Ontario’s Budget for 2019 (“Protecting What Matters Most) included important changes for automobile accident victims. In particular, the government has announced that it will be restoring the available amounts for seriously (catastrophically) injured accident victims to $2,000,000. Those limits had been reduced by half in 2016, a move that stunned the legal and the rehabilitation communities.

What happened in 2016 was that the Ontario government overhauled the no-fault accident benefits system, evidently aiming to make the automobile insurance a more profitable product for insurers to sell. The result was that the most seriously injured accident victims are often left without nearly enough medical, rehabilitation and attendant care benefits. Up until that time, an injured accident victim who suffered a catastrophic impairment could receive up to $1,000,000 in attendant care benefits and an additional $1,000,000 in medical and rehabilitation benefits, for a total of $2,000,000. Under the changes introduced in 2016, the test to be declared catastrophically impaired was made much more difficult and the benefits for those who met the test were reduced to $1,000,000 for both medical and rehabilitation (med/rehab) and attendant care benefits. In effect, $1,000,000 was taken away from those most in need, with no reduction in insurance premiums.
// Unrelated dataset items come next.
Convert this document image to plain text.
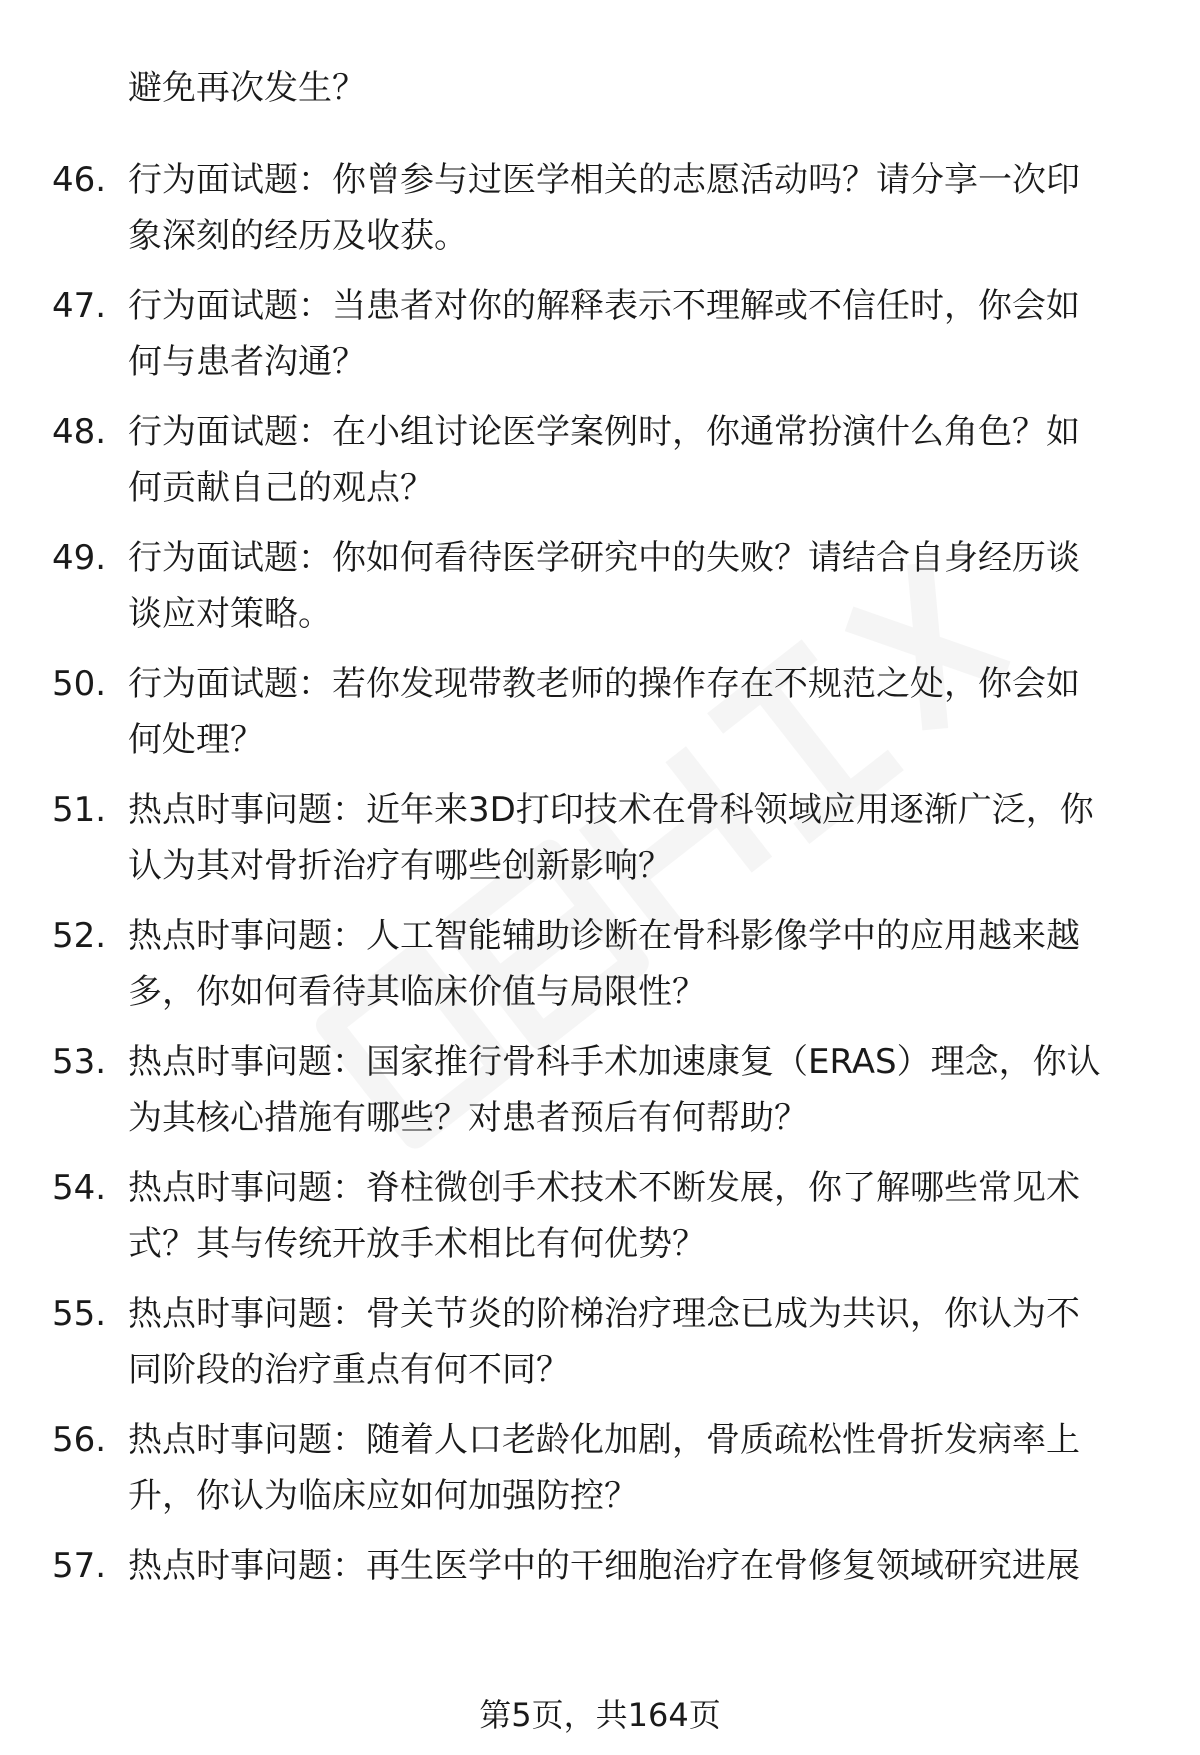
避免再次发生？
46. 行为面试题：你曾参与过医学相关的志愿活动吗？请分享一次印
象深刻的经历及收获。
47. 行为面试题：当患者对你的解释表示不理解或不信任时，你会如
何与患者沟通？
48. 行为面试题：在小组讨论医学案例时，你通常扮演什么角色？如
何贡献自己的观点？
49. 行为面试题：你如何看待医学研究中的失败？请结合自身经历谈
谈应对策略。
50. 行为面试题：若你发现带教老师的操作存在不规范之处，你会如
何处理？
51. 热点时事问题：近年来3D打印技术在骨科领域应用逐渐广泛，你
认为其对骨折治疗有哪些创新影响？
52. 热点时事问题：人工智能辅助诊断在骨科影像学中的应用越来越
多，你如何看待其临床价值与局限性？
53. 热点时事问题：国家推行骨科手术加速康复（ERAS）理念，你认
为其核心措施有哪些？对患者预后有何帮助？
54. 热点时事问题：脊柱微创手术技术不断发展，你了解哪些常见术
式？其与传统开放手术相比有何优势？
55. 热点时事问题：骨关节炎的阶梯治疗理念已成为共识，你认为不
同阶段的治疗重点有何不同？
56. 热点时事问题：随着人口老龄化加剧，骨质疏松性骨折发病率上
升，你认为临床应如何加强防控？
57. 热点时事问题：再生医学中的干细胞治疗在骨修复领域研究进展
第5页，共164页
As mentioned above, the definition of a “catastrophic impairment” was also changed very significantly in 2016. In the result, many people who would have previously had up to $2,000,000 available to them over their life time in med/rehab and in attendant care benefits were stuck instead with a single limit of $65,000. In a case where there is no claim in tort (against an at-fault driver), the results of these changes were nothing less than profound. The reduction in limits and the changes in the definition of “catastrophic” meant that many very seriously impaired people and their families would have to find a way to manage without sufficient support from the automobile insurer they paid premiums to, year after year. With the reduction in limits and the change in definition, the majority of accident victims ran out of funding for their recovery and treatment long before they were recovered and able to return to work or any semblance of normal life. The 2016 cut to accident benefits for those who are catastrophically impaired affected everyone. It impacted injured accident victims and their families because they lacked necessary resources and support; it put at-fault drivers at risk of losing their homes because injured accident victims would look to them and their insurance rather than their own accident benefit insurer; and it affected the public at large, because many of these expenses to eventually fall to taxpayers through the victims’ reliance on social assistance programs and publicly funded healthcare providers.

So, the news that the original limits are going to be restored was welcome by accident victims, by lawyers who represent them and understand their needs, and by the rehabilitation community who need the support of insurers to guide people through the recovery process. We are hopeful that the restoration of the $2 million limits for medical and rehabilitation (and attendant care) coverage will be passed into law without delay.